An excellent article in the Financial Post by Vivian Krause called Suzuki's fish story, is an attempt to set the record straight. The article points out that a scientific study in a prestigious journal in 2004 triggered a world-wide scare about toxic (cancer-causing) contaminants (PCBs) in farmed salmon. The study suggested that farmed Atlantic salmon had almost 8 times more PCB's than did wild Pacific salmon, the difference was between 0.0366 ppm and 0.0048 ppm. While that is an 8 times difference, the acceptable range is around 2 ppm, or 55 times more, well within acceptable limits for consumption. When the American Association for the Advancement of Science (AAAS) reported to the media that farmed salmon was 8 times more toxic than wild salmon and a co-author of the "study told the media that 'women should avoid eating farmed salmon at all, from the day they are born through menopause,' and that 'one should avoid farmed salmon like the plague. Our results indicate elevated cancer risk from one meal (of farmed salmon) or even less per month'." Well, that was a bad day for farmed salmon.

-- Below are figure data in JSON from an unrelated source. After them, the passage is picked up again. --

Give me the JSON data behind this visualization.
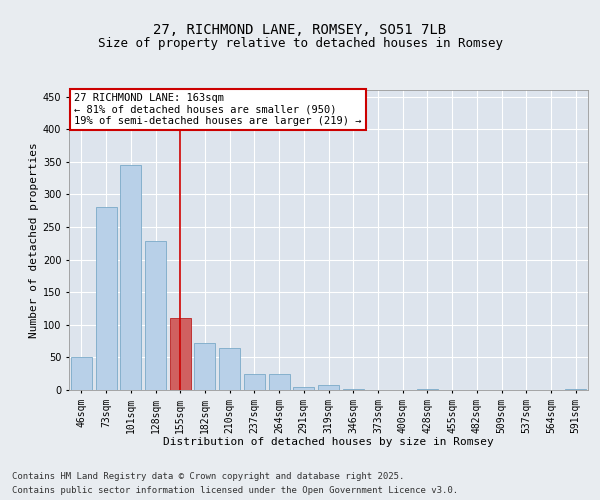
{
  "title_line1": "27, RICHMOND LANE, ROMSEY, SO51 7LB",
  "title_line2": "Size of property relative to detached houses in Romsey",
  "xlabel": "Distribution of detached houses by size in Romsey",
  "ylabel": "Number of detached properties",
  "categories": [
    "46sqm",
    "73sqm",
    "101sqm",
    "128sqm",
    "155sqm",
    "182sqm",
    "210sqm",
    "237sqm",
    "264sqm",
    "291sqm",
    "319sqm",
    "346sqm",
    "373sqm",
    "400sqm",
    "428sqm",
    "455sqm",
    "482sqm",
    "509sqm",
    "537sqm",
    "564sqm",
    "591sqm"
  ],
  "values": [
    50,
    280,
    345,
    228,
    110,
    72,
    65,
    25,
    25,
    5,
    7,
    2,
    0,
    0,
    2,
    0,
    0,
    0,
    0,
    0,
    2
  ],
  "bar_color": "#b8d0e8",
  "bar_edge_color": "#7aaac8",
  "highlight_bar_index": 4,
  "highlight_bar_color": "#d06060",
  "highlight_bar_edge_color": "#bb2222",
  "vline_x_index": 4,
  "vline_color": "#cc0000",
  "annotation_text": "27 RICHMOND LANE: 163sqm\n← 81% of detached houses are smaller (950)\n19% of semi-detached houses are larger (219) →",
  "annotation_box_color": "#ffffff",
  "annotation_box_edge_color": "#cc0000",
  "ylim": [
    0,
    460
  ],
  "yticks": [
    0,
    50,
    100,
    150,
    200,
    250,
    300,
    350,
    400,
    450
  ],
  "footnote1": "Contains HM Land Registry data © Crown copyright and database right 2025.",
  "footnote2": "Contains public sector information licensed under the Open Government Licence v3.0.",
  "bg_color": "#e8ecf0",
  "plot_bg_color": "#dde4ed",
  "grid_color": "#ffffff",
  "title_fontsize": 10,
  "subtitle_fontsize": 9,
  "axis_label_fontsize": 8,
  "tick_fontsize": 7,
  "annotation_fontsize": 7.5,
  "footnote_fontsize": 6.5
}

It turns out that the fears were all groundless and misleading, but much worse the entire story which involves influential people within the AAAS and the prestigious journal Science and their use of those outlets "to sway market share towards wild fish and away from the competition: imported, farmed fish." Millions of dollars were involved and the Suzuki Foundation is at the centre helping promulgate the lie and receiving funds while doing it. (read Ms. Krause' article)
Ms. Krause points out that this misinformation put out by the Suzuki Foundation may be negatively impacting newborns of "educated" mothers in the Vancouver area, who are not giving their fetuses sufficient omega-3 fatty acids because "Canada's most trusted environmentalist has been giving pregnant women faulty advice to avoid farmed salmon." 
Maybe Suzuki is getting the message, "....the Packard foundation paid the David Suzuki Foundation US$762,600 for Pacific Salmon Forests, a project that produced a brochure titled, Why You Shouldn't Eat Farmed Salmon." I did an online search for this brochure which I located in several libraries on the BC coast and this is what came up: "Not Found" (see below)
Again, if you are at all interested in David Suzuki and his work, you owe it to yourself to read Ms. Krause' article. Suzuki can and has made mistakes, are there others? I think so, just before I close let me point you to an interesting event that happened last fall in BC.
Much credence was given to Suzuki's war on farmed salmon because wild salmon harvests were falling along the West coast each year. Somehow this was blamed on farming (although I would have thought that to be counterintuitive), disease caused by farming, and global warming. Low and behold huge numbers of salmon returned in 2010. Why? That is not yet understood, but it's interesting.